Summary
June 2020 (Vol. 60, Issue 2): GENDER AND DIVERSITY
Feminism and Advertising: Responses to Sexual Ads Featuring Women
How the Differential Influence of Feminist Perspectives Can Inform Targeting Strategies
Research has shown that U.S. consumers’ feminist attitudes can have a positive influence on people’s evaluation of women being sexually depicted in ads. Authors Hojoon Choi (University of Houston), Kyunga Yoo (Korea Telecom), Tom Reichert (University of South Carolina) and Temple Northup (University of Houston) tested the generalizability of that finding in a country with a very different cultural background—Korea. The results reaffirmed the positive effect of feminist attitudes in general but also revealed something that goes against conventional wisdom: that consumers holding conservative and liberal feminist perspectives evaluated the ads more favorably—and deemed the ads more ethical—than consumers with a radical feminist perspective. “Feminist attitudes and their effects on responses to sexual advertisements are not monolithic and are somewhat counterintuitive—important information for marketers to consider,” the authors write.

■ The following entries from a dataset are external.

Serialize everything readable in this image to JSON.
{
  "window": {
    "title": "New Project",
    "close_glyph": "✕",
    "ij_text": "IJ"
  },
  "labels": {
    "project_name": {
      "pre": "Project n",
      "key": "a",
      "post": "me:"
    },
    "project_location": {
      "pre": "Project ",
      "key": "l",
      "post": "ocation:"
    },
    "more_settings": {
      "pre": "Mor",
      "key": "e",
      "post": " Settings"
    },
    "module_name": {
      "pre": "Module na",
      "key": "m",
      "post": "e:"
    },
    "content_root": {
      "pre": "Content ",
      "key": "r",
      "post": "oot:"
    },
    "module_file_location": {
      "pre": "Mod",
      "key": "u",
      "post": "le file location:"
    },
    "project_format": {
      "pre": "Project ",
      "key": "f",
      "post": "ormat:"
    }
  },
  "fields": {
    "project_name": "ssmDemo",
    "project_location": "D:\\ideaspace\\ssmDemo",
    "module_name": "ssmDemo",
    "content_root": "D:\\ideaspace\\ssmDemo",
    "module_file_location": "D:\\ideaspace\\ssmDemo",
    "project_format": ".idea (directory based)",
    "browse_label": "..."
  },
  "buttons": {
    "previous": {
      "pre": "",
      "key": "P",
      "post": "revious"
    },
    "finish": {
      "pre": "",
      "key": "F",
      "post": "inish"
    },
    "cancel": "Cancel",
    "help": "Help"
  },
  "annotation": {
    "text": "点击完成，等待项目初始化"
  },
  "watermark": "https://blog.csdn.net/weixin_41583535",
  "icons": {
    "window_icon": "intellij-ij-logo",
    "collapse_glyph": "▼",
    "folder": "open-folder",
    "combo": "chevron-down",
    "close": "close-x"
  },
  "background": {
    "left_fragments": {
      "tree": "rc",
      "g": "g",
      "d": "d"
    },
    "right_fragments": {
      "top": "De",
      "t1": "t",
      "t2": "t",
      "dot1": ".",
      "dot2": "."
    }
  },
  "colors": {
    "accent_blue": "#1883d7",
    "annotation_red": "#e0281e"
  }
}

The study employed what is known as the Feminist Perspectives Scale (Henley et al., 1998), which provides a more complex view of feminist attitudes than earlier scales, “including conservatism, liberal feminism, radical feminism, socialist feminism, cultural feminism and women-of-color feminism.” A national sample of 329 respondents showed that advertisers targeting Korean consumers “can use sexual appeals despite the conservative cultural background.” Individuals associated with “liberal feminism” showed positive perceptions of women in sexual ads, while higher levels of “radical feminism” sometimes led to negative reactions.
The authors believe that the use of “femvertizing” (which emphasizes female empowerment) can “embrace more explicit sexual appeals and could be applied to hedonic product segments, such as perfume and fashion accessories.”
Among the takeaways:
- Bucking conventional wisdom, people with positive attitudes toward third-wave (liberal contemporary) feminism gave positive evaluations of sexual images of women in advertisements.
- The finding is “generalizable across countries with different cultural backgrounds.”
- The Feminist Perspectives Scale is “useful for audience targeting and segmentation.”
- Understanding feminist perspectives more clearly provides a “useful key to interpret the source of negative feedback.”
- Feminism is dynamic: what is considered acceptable at one time may become questionable in the future.